Liban : Un cessez-le-feu fragile et des craintes d’occupation dans le Sud
L’instabilité persiste dans le sud du Liban où un cessez-le-feu qualifié de « unilatéral » peine à s’imposer, alors que des rapports font état de violations répétées et d’une stratégie de destruction systématique des villages frontaliers.
La situation sécuritaire dans le sud du Liban demeure critique. Malgré l’instauration d’un cessez-le-feu, la réalité sur le terrain décrit une trêve précaire et déséquilibrée. Alors que des responsables du gouvernement libanais ont engagé des négociations avec Israël — une démarche diplomatique sans précédent dont le statut juridique reste contesté selon le droit libanais — la stabilité promise semble hors de portée.
Une stratégie de terre brûlée au sud de la « ligne jaune »
L’inquiétude grandit face aux actions militaires continues. Israël est accusé d’avoir violé le cessez-le-feu à plusieurs reprises, poursuivant la destruction de villages situés au sud de sa « ligne jaune » déclarée unilatéralement. Selon des analyses d’experts, ces opérations ne seraient pas de simples mesures de sécurité, mais une préparation active à une occupation élargie et à l’établissement de colonies.
Cette dynamique crée un climat d’insécurité permanente pour les populations civiles. Si certains déplacés du Sud ont tenté de regagner temporairement leurs terres pour évaluer les dommages subis par leurs maisons et leurs villages, le retour durable reste hypothétique. Parallèlement, les communautés chiites à travers tout le Liban demeurent sous la menace.
Des analyses alarmantes sur le terrain
Le constat est partagé par plusieurs observateurs et universitaires qui suivent de près l’évolution du conflit. Susann Kassem, anthropologue et chercheuse, souligne dans ses travaux l’impact dévastateur de cette guerre continue dans le Sud. De son côté, Lara Deeb, professeure d’anthropologie et d’études moyen-orientales au Scripps College, ainsi que le journaliste indépendant Habib Battah, alertent sur la complexité des dynamiques politiques internes du Liban face à cette pression extérieure.
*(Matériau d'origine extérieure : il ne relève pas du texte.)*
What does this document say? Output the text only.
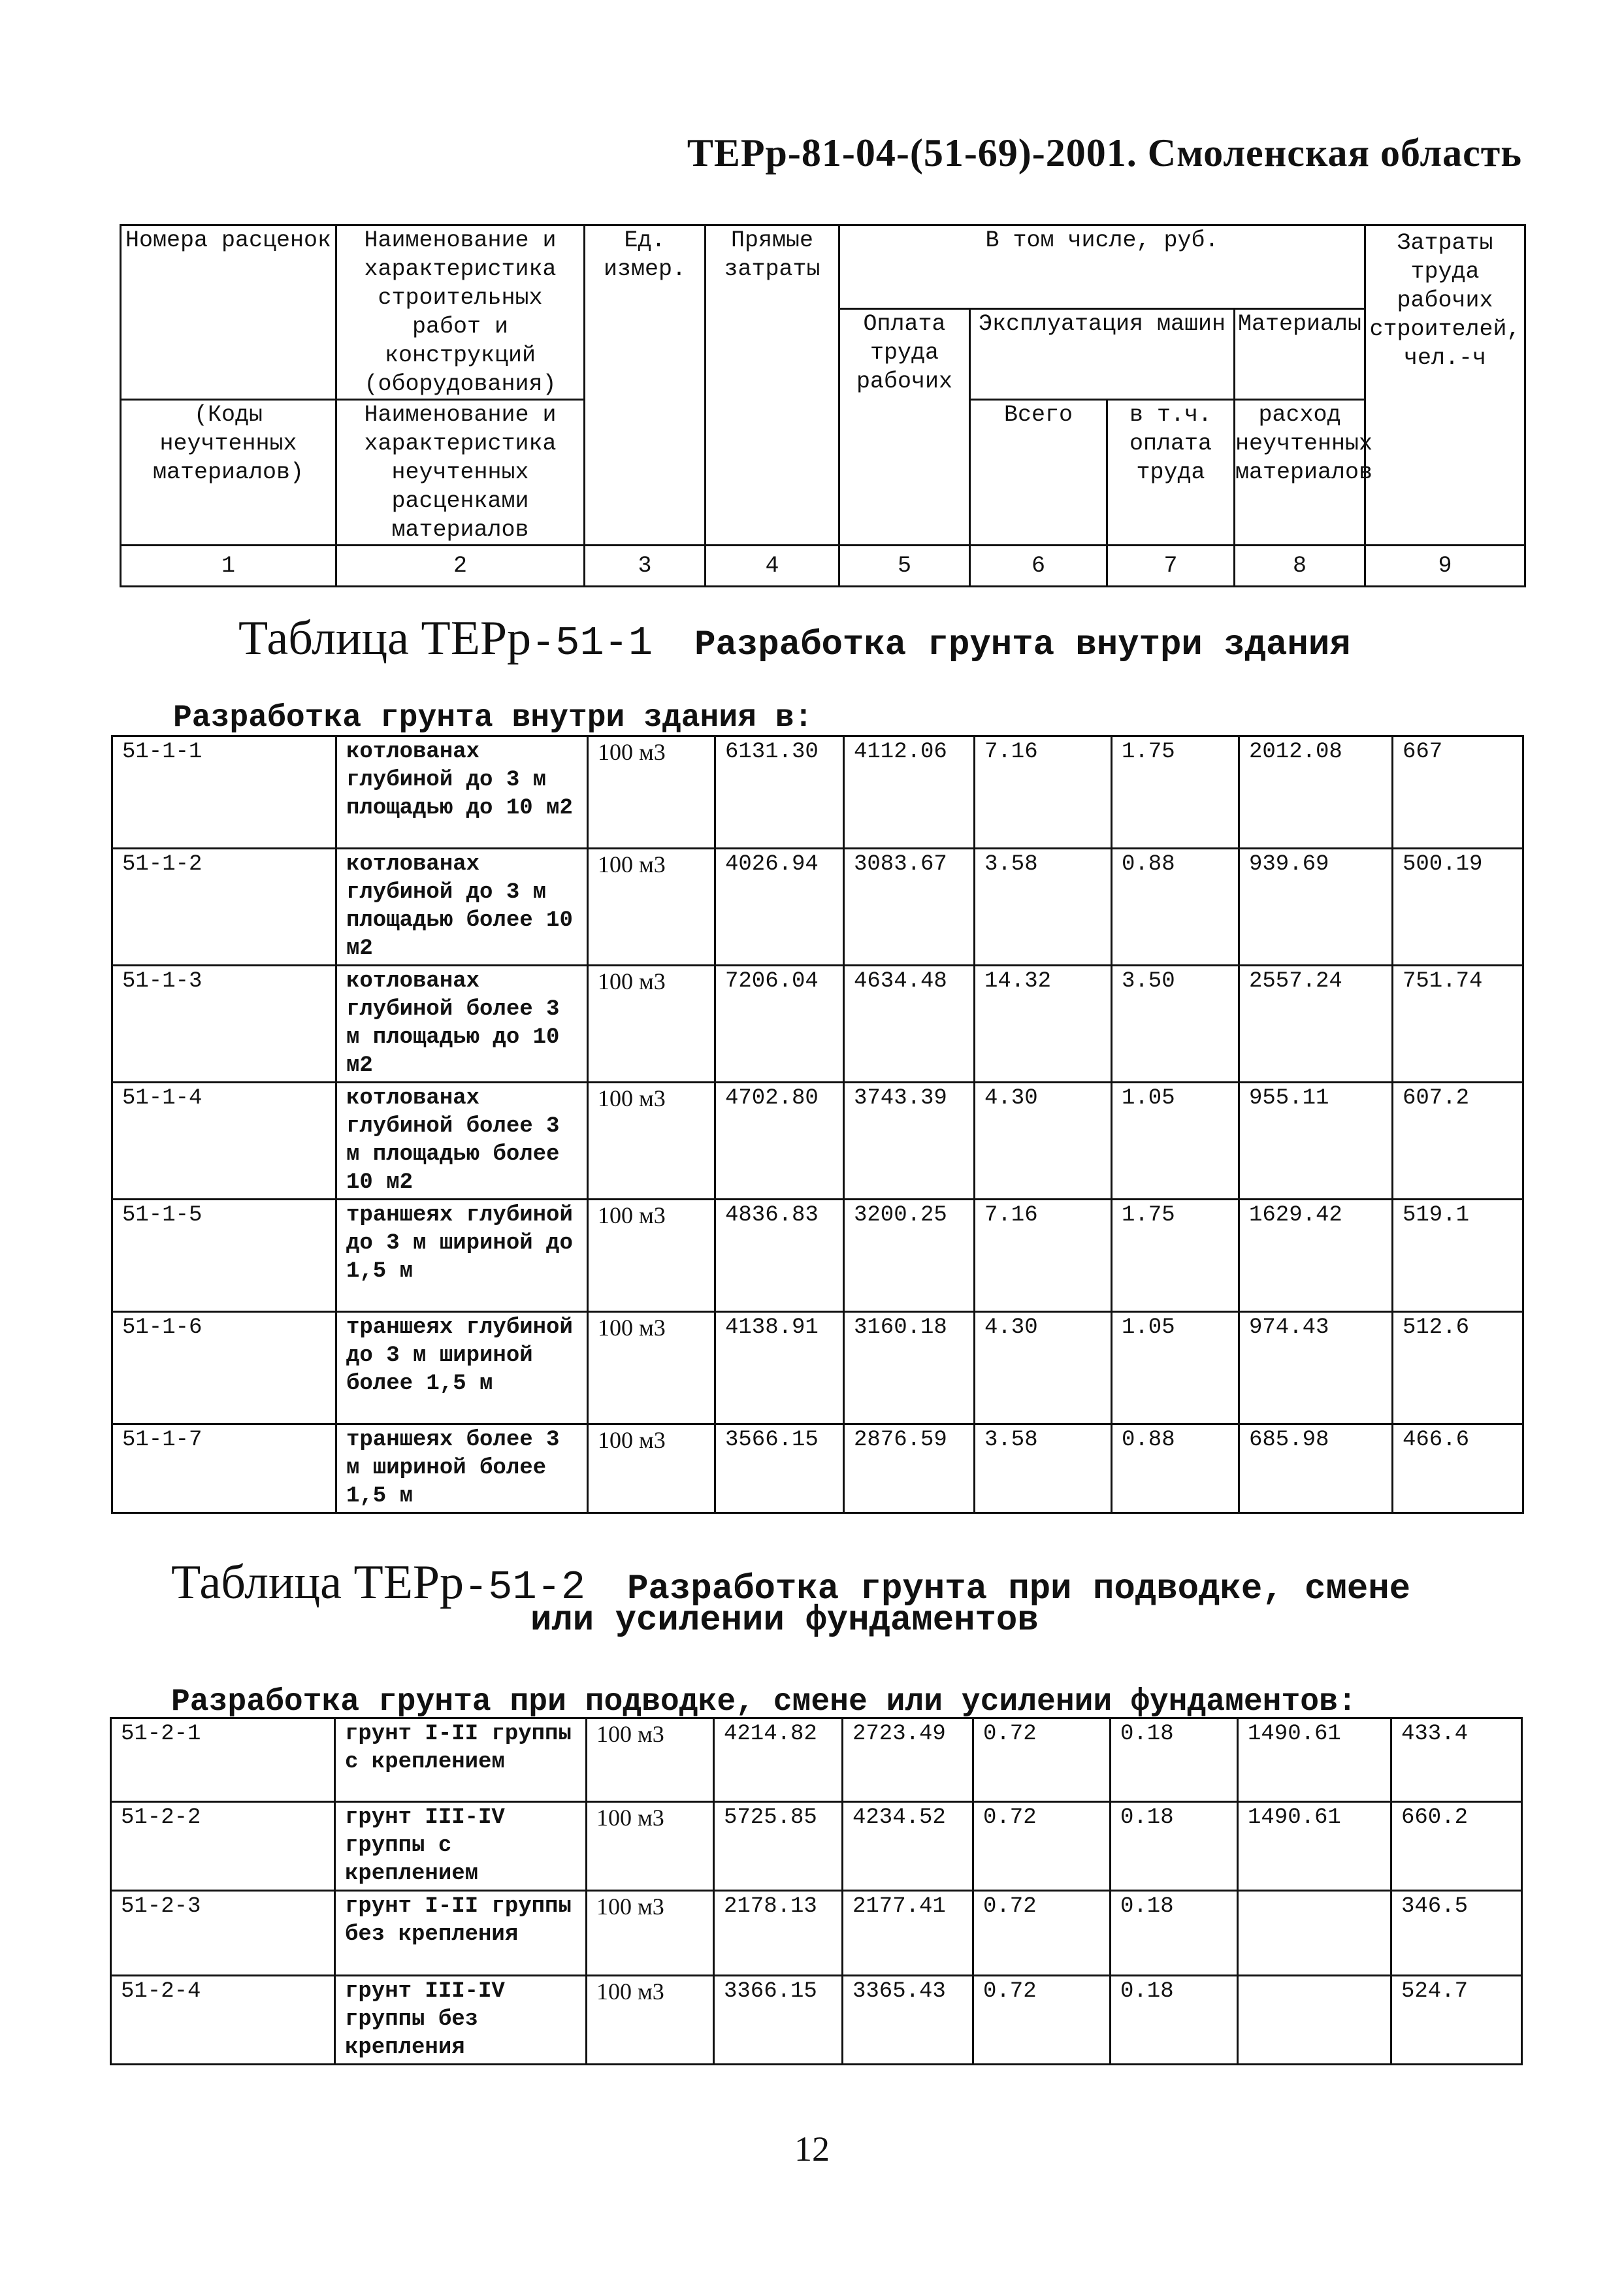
ТЕРр-81-04-(51-69)-2001. Смоленская область
Номера расценок	Наименование и характеристика строительных работ и конструкций (оборудования)	Ед. измер.	Прямые затраты	В том числе, руб.				Затраты труда рабочих строителей, чел.-ч
				Оплата труда рабочих	Эксплуатация машин		Материалы	
(Коды неучтенных материалов)	Наименование и характеристика неучтенных расценками материалов				Всего	в т.ч. оплата труда	расход неучтенных материалов	

1	2	3	4	5	6	7	8	9
Таблица ТЕРр-51-1 Разработка грунта внутри здания
Разработка грунта внутри здания в:
51-1-1	котлованах глубиной до 3 м площадью до 10 м2	100 м3	6131.30	4112.06	7.16	1.75	2012.08	667
51-1-2	котлованах глубиной до 3 м площадью более 10 м2	100 м3	4026.94	3083.67	3.58	0.88	939.69	500.19
51-1-3	котлованах глубиной более 3 м площадью до 10 м2	100 м3	7206.04	4634.48	14.32	3.50	2557.24	751.74
51-1-4	котлованах глубиной более 3 м площадью более 10 м2	100 м3	4702.80	3743.39	4.30	1.05	955.11	607.2
51-1-5	траншеях глубиной до 3 м шириной до 1,5 м	100 м3	4836.83	3200.25	7.16	1.75	1629.42	519.1
51-1-6	траншеях глубиной до 3 м шириной более 1,5 м	100 м3	4138.91	3160.18	4.30	1.05	974.43	512.6
51-1-7	траншеях более 3 м шириной более 1,5 м	100 м3	3566.15	2876.59	3.58	0.88	685.98	466.6
Таблица ТЕРр-51-2 Разработка грунта при подводке, смене
или усилении фундаментов
Разработка грунта при подводке, смене или усилении фундаментов:
51-2-1	грунт I-II группы с креплением	100 м3	4214.82	2723.49	0.72	0.18	1490.61	433.4
51-2-2	грунт III-IV группы с креплением	100 м3	5725.85	4234.52	0.72	0.18	1490.61	660.2
51-2-3	грунт I-II группы без крепления	100 м3	2178.13	2177.41	0.72	0.18		346.5
51-2-4	грунт III-IV группы без крепления	100 м3	3366.15	3365.43	0.72	0.18		524.7
12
L’enjeu dépasse le simple cadre militaire pour toucher à la souveraineté même du pays. La question de la légalité des négociations actuelles et la gestion des zones frontalières placent le gouvernement libanais dans une position délicate, entre nécessité diplomatique et respect des cadres légaux nationaux.
Un impact humain profond
Au-delà des lignes de front et des négociations, c’est le tissu social qui s’effrite. Le désir des villageois de reconstruire leurs vies, après des années de tensions exacerbées depuis 2023, se heurte à une réalité matérielle dévastatrice.

Pour mieux comprendre le quotidien et les récits de ceux qui vivent cette crise, des initiatives comme le projet Instagram @humansofdahieh documentent les visages et les histoires de la population, offrant un contrepoint humain aux analyses géopolitiques.
L’urgence actuelle réside dans la capacité des acteurs internationaux et locaux à transformer ce cessez-le-feu ténu en une paix durable, avant que la destruction des infrastructures du Sud ne rende tout retour impossible.